Le C. : — Tu crois donc que, devant Dieu, il y a des hommes plus grands que les autres ?

S. V. : — Non, je sais que nous sommes tous égaux devant Dieu et devant la loi. Mais je ne veux pas faire le serment parce que la loi de Dieu, qui passe avant la loi humaine, me défend de jurer en vain.

Le C. : — Ce n’est pas jurer en vain, puisque c’est pour sauver ta vie.

S. V. : — J’aime mieux mourir.

Le C. : — Eh bien on se délivrera de toi et de cent mille comme toi !

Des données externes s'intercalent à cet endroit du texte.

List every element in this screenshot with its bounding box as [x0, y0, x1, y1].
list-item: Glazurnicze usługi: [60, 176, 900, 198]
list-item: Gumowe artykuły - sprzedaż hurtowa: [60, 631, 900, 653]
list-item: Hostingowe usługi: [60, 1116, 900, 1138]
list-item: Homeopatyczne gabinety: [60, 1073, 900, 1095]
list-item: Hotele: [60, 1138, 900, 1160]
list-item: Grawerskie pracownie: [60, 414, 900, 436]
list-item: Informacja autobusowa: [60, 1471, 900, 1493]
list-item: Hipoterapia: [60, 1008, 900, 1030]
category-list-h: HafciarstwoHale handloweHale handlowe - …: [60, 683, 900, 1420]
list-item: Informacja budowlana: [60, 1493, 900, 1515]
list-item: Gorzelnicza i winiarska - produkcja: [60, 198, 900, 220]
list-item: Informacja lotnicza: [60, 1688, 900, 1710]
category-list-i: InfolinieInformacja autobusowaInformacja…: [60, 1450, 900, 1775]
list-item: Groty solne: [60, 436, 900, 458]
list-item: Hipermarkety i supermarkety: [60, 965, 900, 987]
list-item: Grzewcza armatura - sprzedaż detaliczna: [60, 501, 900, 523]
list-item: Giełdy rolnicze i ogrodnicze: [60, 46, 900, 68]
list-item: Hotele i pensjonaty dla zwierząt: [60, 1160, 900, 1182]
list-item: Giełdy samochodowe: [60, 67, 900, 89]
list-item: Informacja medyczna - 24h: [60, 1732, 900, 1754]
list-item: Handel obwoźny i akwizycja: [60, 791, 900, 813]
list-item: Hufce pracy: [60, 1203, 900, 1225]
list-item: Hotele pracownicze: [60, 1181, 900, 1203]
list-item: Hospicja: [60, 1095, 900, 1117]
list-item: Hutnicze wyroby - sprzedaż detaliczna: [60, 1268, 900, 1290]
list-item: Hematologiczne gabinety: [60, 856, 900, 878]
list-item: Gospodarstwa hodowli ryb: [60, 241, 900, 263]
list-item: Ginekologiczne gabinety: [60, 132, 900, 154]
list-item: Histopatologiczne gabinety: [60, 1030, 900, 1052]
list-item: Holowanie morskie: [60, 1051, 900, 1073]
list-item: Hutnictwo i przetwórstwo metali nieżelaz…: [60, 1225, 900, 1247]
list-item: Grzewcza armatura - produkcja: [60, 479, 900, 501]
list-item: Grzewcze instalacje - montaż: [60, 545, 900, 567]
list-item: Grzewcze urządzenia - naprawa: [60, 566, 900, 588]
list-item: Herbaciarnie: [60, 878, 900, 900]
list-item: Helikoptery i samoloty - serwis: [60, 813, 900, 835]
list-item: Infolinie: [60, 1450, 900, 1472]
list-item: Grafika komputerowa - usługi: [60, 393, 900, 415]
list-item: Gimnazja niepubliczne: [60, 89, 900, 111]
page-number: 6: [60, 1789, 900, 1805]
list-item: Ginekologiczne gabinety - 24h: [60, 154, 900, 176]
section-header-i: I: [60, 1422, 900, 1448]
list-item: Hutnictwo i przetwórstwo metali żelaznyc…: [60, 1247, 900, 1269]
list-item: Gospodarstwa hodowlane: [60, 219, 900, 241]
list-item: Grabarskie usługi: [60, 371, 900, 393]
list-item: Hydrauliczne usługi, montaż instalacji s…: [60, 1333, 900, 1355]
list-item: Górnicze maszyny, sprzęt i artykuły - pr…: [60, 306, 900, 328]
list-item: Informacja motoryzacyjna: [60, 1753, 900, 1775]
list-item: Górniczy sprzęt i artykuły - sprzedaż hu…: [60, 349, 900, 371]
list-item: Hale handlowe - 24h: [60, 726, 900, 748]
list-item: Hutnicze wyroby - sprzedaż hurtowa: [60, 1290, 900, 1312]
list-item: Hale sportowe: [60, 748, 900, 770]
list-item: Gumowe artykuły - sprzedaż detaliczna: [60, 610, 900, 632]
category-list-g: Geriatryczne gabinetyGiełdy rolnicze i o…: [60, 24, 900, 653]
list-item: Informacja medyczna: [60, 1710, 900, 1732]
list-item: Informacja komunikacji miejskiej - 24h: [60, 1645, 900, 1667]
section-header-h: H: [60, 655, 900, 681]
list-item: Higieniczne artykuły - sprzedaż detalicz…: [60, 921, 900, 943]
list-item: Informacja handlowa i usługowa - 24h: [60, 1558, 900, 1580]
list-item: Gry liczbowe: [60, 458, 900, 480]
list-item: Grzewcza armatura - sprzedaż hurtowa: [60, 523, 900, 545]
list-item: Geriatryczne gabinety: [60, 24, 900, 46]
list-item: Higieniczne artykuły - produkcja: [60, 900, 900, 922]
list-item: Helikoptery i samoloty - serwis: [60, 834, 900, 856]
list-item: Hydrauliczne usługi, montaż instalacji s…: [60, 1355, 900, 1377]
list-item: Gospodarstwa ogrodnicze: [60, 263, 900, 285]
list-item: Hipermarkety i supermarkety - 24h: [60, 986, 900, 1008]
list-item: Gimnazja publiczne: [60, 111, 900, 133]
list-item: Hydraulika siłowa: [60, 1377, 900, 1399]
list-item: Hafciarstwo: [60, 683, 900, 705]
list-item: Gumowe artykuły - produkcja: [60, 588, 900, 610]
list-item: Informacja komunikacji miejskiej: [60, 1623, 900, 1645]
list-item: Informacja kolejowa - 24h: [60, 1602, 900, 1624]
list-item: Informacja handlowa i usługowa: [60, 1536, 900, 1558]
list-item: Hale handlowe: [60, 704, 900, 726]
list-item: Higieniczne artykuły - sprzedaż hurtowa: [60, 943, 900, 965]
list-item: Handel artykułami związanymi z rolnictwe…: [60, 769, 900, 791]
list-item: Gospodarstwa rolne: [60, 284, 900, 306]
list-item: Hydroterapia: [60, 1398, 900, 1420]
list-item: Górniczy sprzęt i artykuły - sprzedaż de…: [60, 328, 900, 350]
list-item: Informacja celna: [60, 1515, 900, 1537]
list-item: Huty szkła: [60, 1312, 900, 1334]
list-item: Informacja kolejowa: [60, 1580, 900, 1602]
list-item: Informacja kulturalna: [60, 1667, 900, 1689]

S. V. : — Je vous pardonne d’avance ma mort. Vous me rendrez même un véritable service car, depuis que la force m’a fait sortir de mon couvent où j’étais par ma volonté, je mène dans le monde une vie malheureuse.

Le C. : — Alors fais donc le serment puisque tu es libre.

S. V. : — Précisément, parce que je suis libre, je ne le ferai pas.

Le C. : — Soit, puisque tu t’entêtes, tu comparaîtras devant le Tribunal révolutionnaire et tu verras ce qui t’arrivera.